The proof is by contradiction: let’s assume there are less than two vertices in a tree with degree one. So, there is either 1 vertex with degree 1 or none. Let’s consider both separately.

(1) If there are no degree 1 vertices in the tree, then every vertex has a degree of at least 2. So, the total degree of the tree is at least 2n, where ‘n’ is the number of nodes in the tree. Now, we know that the total degree of a graph is twice as much as the number of edges in the graph (Handshaking Lemma). So, in our tree there must be at least ‘n’ edges, which is not allowed by definition. Thus, we cannot have a situation where no nodes have a degree 1.

(2) If there is only one vertex with a degree 1, and every other vertex has at least a degree 2, the total degree of our tree is 2(n-1) + 1, which is an odd number. However, from the Handshaking Lemma we know that the total degree of a graph is always even. So, we have another contradiction. This situation is also not possible. So, we have to have at least two vertices with degree 1.

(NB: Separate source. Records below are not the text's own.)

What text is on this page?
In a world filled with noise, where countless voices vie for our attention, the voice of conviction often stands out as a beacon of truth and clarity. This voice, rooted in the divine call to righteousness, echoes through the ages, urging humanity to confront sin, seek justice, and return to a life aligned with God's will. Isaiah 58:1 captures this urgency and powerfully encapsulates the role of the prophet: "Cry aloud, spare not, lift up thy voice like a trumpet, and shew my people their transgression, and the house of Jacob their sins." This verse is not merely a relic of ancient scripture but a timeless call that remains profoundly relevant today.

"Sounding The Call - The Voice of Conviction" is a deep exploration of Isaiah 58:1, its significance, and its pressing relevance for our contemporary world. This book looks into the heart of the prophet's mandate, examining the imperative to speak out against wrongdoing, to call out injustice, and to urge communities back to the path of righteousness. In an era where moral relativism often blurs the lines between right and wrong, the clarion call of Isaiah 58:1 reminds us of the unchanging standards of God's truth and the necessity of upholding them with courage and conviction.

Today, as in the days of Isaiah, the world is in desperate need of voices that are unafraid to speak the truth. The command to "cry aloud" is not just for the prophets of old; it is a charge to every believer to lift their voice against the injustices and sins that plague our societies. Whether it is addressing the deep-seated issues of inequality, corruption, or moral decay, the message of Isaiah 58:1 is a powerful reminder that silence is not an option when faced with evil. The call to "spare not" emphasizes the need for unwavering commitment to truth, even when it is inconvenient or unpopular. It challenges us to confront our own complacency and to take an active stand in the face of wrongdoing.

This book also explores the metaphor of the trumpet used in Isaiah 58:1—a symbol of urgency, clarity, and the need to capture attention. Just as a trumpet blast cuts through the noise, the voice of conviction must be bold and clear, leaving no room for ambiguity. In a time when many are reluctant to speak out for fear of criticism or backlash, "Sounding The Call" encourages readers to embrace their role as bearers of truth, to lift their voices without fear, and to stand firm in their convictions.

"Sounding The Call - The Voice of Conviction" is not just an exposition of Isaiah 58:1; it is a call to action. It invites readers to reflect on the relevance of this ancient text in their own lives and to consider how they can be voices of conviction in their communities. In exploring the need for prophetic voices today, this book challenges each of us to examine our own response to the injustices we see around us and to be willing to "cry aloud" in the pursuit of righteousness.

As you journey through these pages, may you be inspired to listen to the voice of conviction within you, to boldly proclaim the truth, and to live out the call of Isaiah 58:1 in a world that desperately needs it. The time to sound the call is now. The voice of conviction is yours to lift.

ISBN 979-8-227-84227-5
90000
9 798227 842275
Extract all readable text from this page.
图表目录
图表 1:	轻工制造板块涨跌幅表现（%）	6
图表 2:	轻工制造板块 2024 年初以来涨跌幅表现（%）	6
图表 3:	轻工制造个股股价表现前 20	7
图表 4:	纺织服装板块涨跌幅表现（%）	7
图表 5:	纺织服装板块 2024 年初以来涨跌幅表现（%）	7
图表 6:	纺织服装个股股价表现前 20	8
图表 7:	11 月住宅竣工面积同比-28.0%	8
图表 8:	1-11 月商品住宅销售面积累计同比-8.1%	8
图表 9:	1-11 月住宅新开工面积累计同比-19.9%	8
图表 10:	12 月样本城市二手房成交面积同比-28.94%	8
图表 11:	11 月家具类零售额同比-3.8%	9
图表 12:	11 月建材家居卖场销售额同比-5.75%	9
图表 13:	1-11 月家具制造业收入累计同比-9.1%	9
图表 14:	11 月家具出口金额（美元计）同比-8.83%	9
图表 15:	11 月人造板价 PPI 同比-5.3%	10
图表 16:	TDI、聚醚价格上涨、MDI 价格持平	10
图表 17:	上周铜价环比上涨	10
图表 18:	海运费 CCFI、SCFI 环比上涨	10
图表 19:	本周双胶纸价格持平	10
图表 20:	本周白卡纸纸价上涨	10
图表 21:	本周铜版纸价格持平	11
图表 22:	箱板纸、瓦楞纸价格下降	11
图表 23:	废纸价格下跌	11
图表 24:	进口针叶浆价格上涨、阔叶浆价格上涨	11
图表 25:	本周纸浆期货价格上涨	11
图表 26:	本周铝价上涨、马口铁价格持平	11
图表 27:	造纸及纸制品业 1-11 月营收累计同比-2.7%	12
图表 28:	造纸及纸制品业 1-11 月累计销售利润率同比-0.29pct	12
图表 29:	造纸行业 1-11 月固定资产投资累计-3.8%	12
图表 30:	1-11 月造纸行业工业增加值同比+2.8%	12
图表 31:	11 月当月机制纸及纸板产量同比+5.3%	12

This is alright. But what brought my attention back to the lecture was what he said next: “This does not hold true for infinite trees.” Well, yes, it does not hold for infinite trees! In fact, we can also not prove that trees have no cycles when they are infinite. In fact, a lot of graph theorems that we prove or use don’t hold for infinite graphs. Sometimes we state it clearly, sometimes we don’t. It does not matter for most practical purposes. At the same time, it’s always a good idea not to ignore the theoretical completeness.

[Postscript: The basic result in Graph Theory about the relation between the total degree and the number of edges is called the Handshaking Lemma. It is the relation between the number of people in a party and the number of handshakes that result. (At least 2 people attend the party). I don’t like this analogy very much. Most graphs that result here are disconnected. It makes it complicated.]

## Counting vs Measuring

March 11, 2008

Probability and Statistics has been my weakest point in the last few years. I feel enraged that I was never taught even a half decent course during school or my undergrad. Or they did have some topics, which I don’t recall much. After some effort, I am feeling much more comfortable with topics in P and S. It is essentially the lack of familiarity that often causes trouble.

But that’s not the point.

I recently watched a series of lectures on elementary probability and statistics presented by an instructor from De Anza college. The presentation is easy to follow and very clear. I took to the lectures right from the first few minutes.

While describing the different kinds of data that we deal with in P and S — qualitative and quantitative (discrete and continuous) — the instructor easily explained away how one can decide if a piece of quantitative data is discrete or continuous. It’s the difference between “how many?” and “how much?”. In other words, you count discrete data, whereas you measure continuous data.

Pretty elementary. But goes a long way.